Que l'Etat paye ce qu'il doit à la Région !

Publié le par Luc LEANDRI

Suite à la motion - dont le Groupe Front de Gauche est à l'origine - votée en décembre 2011 demandant à ce que la Région émette un titre de recettes à l'encontre de l'Etat d'un montant égal aux compétences transférées non compensées financièrement, une délibération dans ce sens était à l'ordre du jour de la plénière de ce vendredi 17/02. Déjà défenseur de la motion en décembre, j'ai défendu la délibération présentée ce jour...

 

Monsieur le Président,

Mes cher-e-s collègues,

 

C’est avec une grande satisfaction que le groupe Front de Gauche votera favorablement cette délibération dont il est fier d’être à l’origine par la motion votée lors de notre dernière assemblée plénière.

Elle un acte fort face au désengagement croissant des gouvernements SARKOZY - FILLON, depuis 2008, vis-à-vis des collectivités locales.

Notre Région démontre qu’elle est en résistance face aux logiques de démantèlement des collectivités locales, de remise en cause de la démocratie locale incarnée par le principe constitutionnel de libre administration.

Notre Constitution, depuis ses dernières révisions, confirment le caractère « décentralisée » de notre République en son article 1er . L’article 34 confère toujours aux collectivités territoriales la capacité de librement s’administrer…Encore faut-il que l’Etat et le gouvernement lui en donne les moyens ?

Dans ce sens, l’article 72-2 de notre Constitution indique explicitement que tout transfert de compétences doit s’accompagner de « ressources équivalentes à celles qui étaient consacrées à leur exercice ».

 

Or, toutes les collectivités territoriales constatent depuis 2004, que les transferts de compétences de l’Etat vers les collectivités locales ne sont largement pas compensés de manière budgétaire… et d’année en année, les écarts se creusent entre le coût réel des missions assumées par les collectivités et la compensation versée par l’Etat, contraignant les collectivités locales à rechercher de nouvelles ressources, à réduire les cadres d’intervention de ses politiques publiques, quand elles ne sont pas simplement supprimés

Cette situation s’est encore aggravée ces deux dernières années avec le gel des dotations de l’Etat et la contre-réforme de la fiscalité locale.

 

Il convient donc pour notre Région de symboliquement desserrer cet étau, ce carcan budgétaire imposé par l’Etat !

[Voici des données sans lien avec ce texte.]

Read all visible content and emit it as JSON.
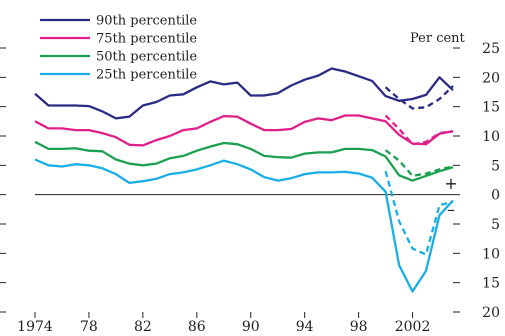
{
  "chart_data": {
    "type": "line",
    "unit_label": "Per cent",
    "sign_above": "+",
    "sign_below": "–",
    "xlim": [
      1974,
      2005
    ],
    "ylim": [
      -20,
      25
    ],
    "grid": false,
    "legend_position": "top-left",
    "x_ticks": [
      1974,
      1978,
      1982,
      1986,
      1990,
      1994,
      1998,
      2002
    ],
    "x_tick_labels": [
      "1974",
      "78",
      "82",
      "86",
      "90",
      "94",
      "98",
      "2002"
    ],
    "y_ticks": [
      25,
      20,
      15,
      10,
      5,
      0,
      -5,
      -10,
      -15,
      -20
    ],
    "y_tick_labels": [
      "25",
      "20",
      "15",
      "10",
      "5",
      "0",
      "5",
      "10",
      "15",
      "20"
    ],
    "series": [
      {
        "name": "90th percentile",
        "color": "#2b2b85",
        "x": [
          1974,
          1975,
          1976,
          1977,
          1978,
          1979,
          1980,
          1981,
          1982,
          1983,
          1984,
          1985,
          1986,
          1987,
          1988,
          1989,
          1990,
          1991,
          1992,
          1993,
          1994,
          1995,
          1996,
          1997,
          1998,
          1999,
          2000,
          2001,
          2002,
          2003,
          2004,
          2005
        ],
        "values": [
          17.2,
          15.2,
          15.2,
          15.2,
          15.1,
          14.2,
          13.0,
          13.3,
          15.2,
          15.8,
          16.9,
          17.1,
          18.3,
          19.3,
          18.8,
          19.1,
          16.9,
          16.9,
          17.3,
          18.6,
          19.6,
          20.3,
          21.5,
          21.0,
          20.2,
          19.4,
          16.8,
          16.0,
          16.3,
          17.0,
          20.0,
          17.8
        ],
        "estimate": {
          "x": [
            2000,
            2001,
            2002,
            2003,
            2004,
            2005
          ],
          "values": [
            18.3,
            16.3,
            14.7,
            14.9,
            16.3,
            18.5
          ]
        }
      },
      {
        "name": "75th percentile",
        "color": "#e0208a",
        "x": [
          1974,
          1975,
          1976,
          1977,
          1978,
          1979,
          1980,
          1981,
          1982,
          1983,
          1984,
          1985,
          1986,
          1987,
          1988,
          1989,
          1990,
          1991,
          1992,
          1993,
          1994,
          1995,
          1996,
          1997,
          1998,
          1999,
          2000,
          2001,
          2002,
          2003,
          2004,
          2005
        ],
        "values": [
          12.5,
          11.3,
          11.3,
          11.0,
          11.0,
          10.5,
          9.8,
          8.5,
          8.4,
          9.3,
          10.0,
          11.0,
          11.3,
          12.4,
          13.4,
          13.3,
          12.1,
          11.0,
          11.0,
          11.2,
          12.4,
          13.0,
          12.7,
          13.5,
          13.5,
          13.0,
          12.5,
          10.2,
          8.7,
          8.6,
          10.4,
          10.8
        ],
        "estimate": {
          "x": [
            2000,
            2001,
            2002,
            2003,
            2004,
            2005
          ],
          "values": [
            13.5,
            11.2,
            8.6,
            9.0,
            10.5,
            10.8
          ]
        }
      },
      {
        "name": "50th percentile",
        "color": "#1aa050",
        "x": [
          1974,
          1975,
          1976,
          1977,
          1978,
          1979,
          1980,
          1981,
          1982,
          1983,
          1984,
          1985,
          1986,
          1987,
          1988,
          1989,
          1990,
          1991,
          1992,
          1993,
          1994,
          1995,
          1996,
          1997,
          1998,
          1999,
          2000,
          2001,
          2002,
          2003,
          2004,
          2005
        ],
        "values": [
          9.0,
          7.8,
          7.8,
          7.9,
          7.5,
          7.4,
          6.0,
          5.3,
          5.0,
          5.3,
          6.2,
          6.6,
          7.5,
          8.2,
          8.8,
          8.6,
          7.8,
          6.6,
          6.4,
          6.3,
          7.0,
          7.2,
          7.2,
          7.8,
          7.8,
          7.6,
          6.5,
          3.3,
          2.4,
          3.2,
          4.0,
          4.7
        ],
        "estimate": {
          "x": [
            2000,
            2001,
            2002,
            2003,
            2004,
            2005
          ],
          "values": [
            7.6,
            5.8,
            3.2,
            3.6,
            4.3,
            4.8
          ]
        }
      },
      {
        "name": "25th percentile",
        "color": "#1aaee6",
        "x": [
          1974,
          1975,
          1976,
          1977,
          1978,
          1979,
          1980,
          1981,
          1982,
          1983,
          1984,
          1985,
          1986,
          1987,
          1988,
          1989,
          1990,
          1991,
          1992,
          1993,
          1994,
          1995,
          1996,
          1997,
          1998,
          1999,
          2000,
          2001,
          2002,
          2003,
          2004,
          2005
        ],
        "values": [
          6.0,
          5.0,
          4.8,
          5.2,
          5.0,
          4.5,
          3.5,
          2.0,
          2.3,
          2.7,
          3.5,
          3.8,
          4.3,
          5.0,
          5.8,
          5.2,
          4.3,
          3.0,
          2.4,
          2.8,
          3.5,
          3.8,
          3.8,
          3.9,
          3.6,
          2.9,
          0.5,
          -12.0,
          -16.5,
          -13.0,
          -3.5,
          -1.0
        ],
        "estimate": {
          "x": [
            2000,
            2001,
            2002,
            2003,
            2004,
            2005
          ],
          "values": [
            4.0,
            -4.5,
            -9.2,
            -10.2,
            -1.8,
            -1.2
          ]
        }
      }
    ]
  }
}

A l’heure où l’Etat tente de culpabiliser les collectivités locales sur leur endettement alors même qu’il représente moins de 10% de la dette publique globale et qu’il souhaite nous imposer l’absurde règle non pas d’or mais que je qualifierai « en bois », cette délibération a une valeur particulièrement pédagogique auprès de nos concitoyens, qui pourront constater le manque à gagner budgétaire de la Région de la seule responsabilité l’Etat.

 

Ce sont ainsi près de 200 millions d’euros sur les 4 dernières années que l’Etat doit à notre collectivité : 4 fois le montant que nous rapportera la sur-modulation de la TIC, l’équivalent de la construction de 6 lycées neufs, plus de 2 fois le coût estimé de la gratuité totale des transports régionaux pour nos concitoyens.

 

Ainsi, avec l’émission de ce titre de recettes, notre collectivité pourra engager les mesures nécessaires au règlement effectif de ce titre de recettes, à l’instar de nombre de départements qui ont attaqué l’Etat devant les juridictions administratives aux fins d’obtenir cette juste compensation des transferts de charge.

Aussi, je veux rassurer mes collègues de la majorité parlementaire qui s’inquiéteraient de la légalité d’une telle mesure. Je les renvoie à la décision de la plus haute instance de l’ordre administratif français à savoir le Conseil d’Etat qui a donné raison au conseil général de Saône et Loire qui a, lui aussi, émis un titre de recettes à l’encontre de l’Etat suite à la non-compensation financière des transferts de compétences liés à l’aide sociale à l’enfance.

 

A l’issue de cette assemblée plénière, nous serons d’ores et déjà la 1ère Région à engager un tel bras de fer avec l’Etat, qui ne sera plus seulement déclaratif et incantatoire, et ce sera, à notre sens, l’honneur de notre assemblée de voter cette délibération.